Yesterday the news broke in Holland that a hospital, specifically the Groningen Academic Hospital had begun quietly euthanizing terminally ill babies. Euthanasia for adults who request it has been legal for some time, but now we see it being applied to those who are obviously unable to request it. The hospital has developed guidelines. From the article: “The Groningen Protocol, as the hospital’s guidelines have come to be known, would create a legal framework for permitting doctors to actively end the life of newborns deemed to be in similar pain from incurable disease or extreme deformities.”
Now euthanasia of babies according to this protocol should, the article tells us, only wind up applying to about ten cases a year. Until hospitals quietly start to re-interpret terms like “extreme deformity” and “incurable disease.” Is it too far a stretch to see such doctors defining, say, Down’s Syndrome as an incurable disease, or autism as an “extreme deformity?” Who makes the rules?
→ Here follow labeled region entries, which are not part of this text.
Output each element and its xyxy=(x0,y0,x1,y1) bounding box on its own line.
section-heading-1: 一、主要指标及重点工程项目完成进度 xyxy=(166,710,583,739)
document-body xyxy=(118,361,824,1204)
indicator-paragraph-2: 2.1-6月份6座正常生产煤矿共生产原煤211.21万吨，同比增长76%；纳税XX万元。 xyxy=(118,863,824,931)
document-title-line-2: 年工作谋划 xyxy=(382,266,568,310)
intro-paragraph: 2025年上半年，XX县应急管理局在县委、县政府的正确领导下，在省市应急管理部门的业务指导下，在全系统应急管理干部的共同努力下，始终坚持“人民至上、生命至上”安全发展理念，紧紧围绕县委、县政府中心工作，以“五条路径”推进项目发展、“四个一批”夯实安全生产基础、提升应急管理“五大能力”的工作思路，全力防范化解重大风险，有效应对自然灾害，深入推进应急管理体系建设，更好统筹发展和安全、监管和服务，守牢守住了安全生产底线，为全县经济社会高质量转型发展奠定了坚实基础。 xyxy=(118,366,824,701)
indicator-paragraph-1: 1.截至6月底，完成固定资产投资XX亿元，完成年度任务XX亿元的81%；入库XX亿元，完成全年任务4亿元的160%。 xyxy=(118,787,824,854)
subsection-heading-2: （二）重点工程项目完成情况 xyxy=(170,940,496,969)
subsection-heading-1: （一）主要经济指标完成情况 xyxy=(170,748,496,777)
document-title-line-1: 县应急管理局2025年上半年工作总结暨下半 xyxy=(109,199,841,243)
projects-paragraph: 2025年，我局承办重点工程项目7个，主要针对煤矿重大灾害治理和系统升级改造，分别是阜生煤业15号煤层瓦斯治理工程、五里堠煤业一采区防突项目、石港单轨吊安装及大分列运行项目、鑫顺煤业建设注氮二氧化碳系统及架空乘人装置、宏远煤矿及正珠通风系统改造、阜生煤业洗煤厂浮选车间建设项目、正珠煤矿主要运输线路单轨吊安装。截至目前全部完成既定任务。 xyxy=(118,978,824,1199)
Who is accountable? Who is to predict and say what is a healthy, good life for a baby, and which is not?
On November 20 I wrote about the dangers of stem cell research. I argued that the worldview that the presuppositions undergirding the push for embryonic stem cell research included a utilitarian view of human life that values human life, much like any other commodity, for its usefulness. The same mindset is at work in this Dutch hospital, and probably in many others. It is a view that human beings do not possess intrinsic dignity, but rather are to be valued for what they can do or contribute to the greater good. In an important essay, philosopher Peter Kreeft describes this view as functionalism. I won’t reproduce the essay here but recommend it to you for further reading. He argues,
“The Functionalism that is the basis of the “Quality of Life Ethic” is morally
reprehensible for at least three reasons. First, it is degrading, demeaning and destructive to human dignity; it treats persons like trained seals. Second, it is elitist; it discriminates against less perfect performers. Third, it takes advantage, it is power play, it is might over right rationalized.”
Why do we oppose the Quality of Life ethic? Because, biblically speaking, human beings are the pinnacle of God’s creation, bearing His very image, his imprinateur, in our beings (Genesis 1:27). We are not, as the naturalists claim, a meaningless blob, an amalgamation or particles, the chance result of impersonal forces acting over eons of time. We are not accidents, but formed by a very personal Creator (Psalm 139, Jeremiah 1:5, etc.), one to whom we will all answer one day.
Once we take a lower view of human life, the slope is slippery indeed. That’s why we must oppose the culture of death at every turn. We must oppose it not just politically (though we can), but spiritually. We do not simply diagnose the problem, we propose the alterantive: Human beings (YOU) matter to the Creator, possess inherent dignity as a bear-er of His image, and that each life (YOURS!) is endowed with purpose and meaning bestowed by God.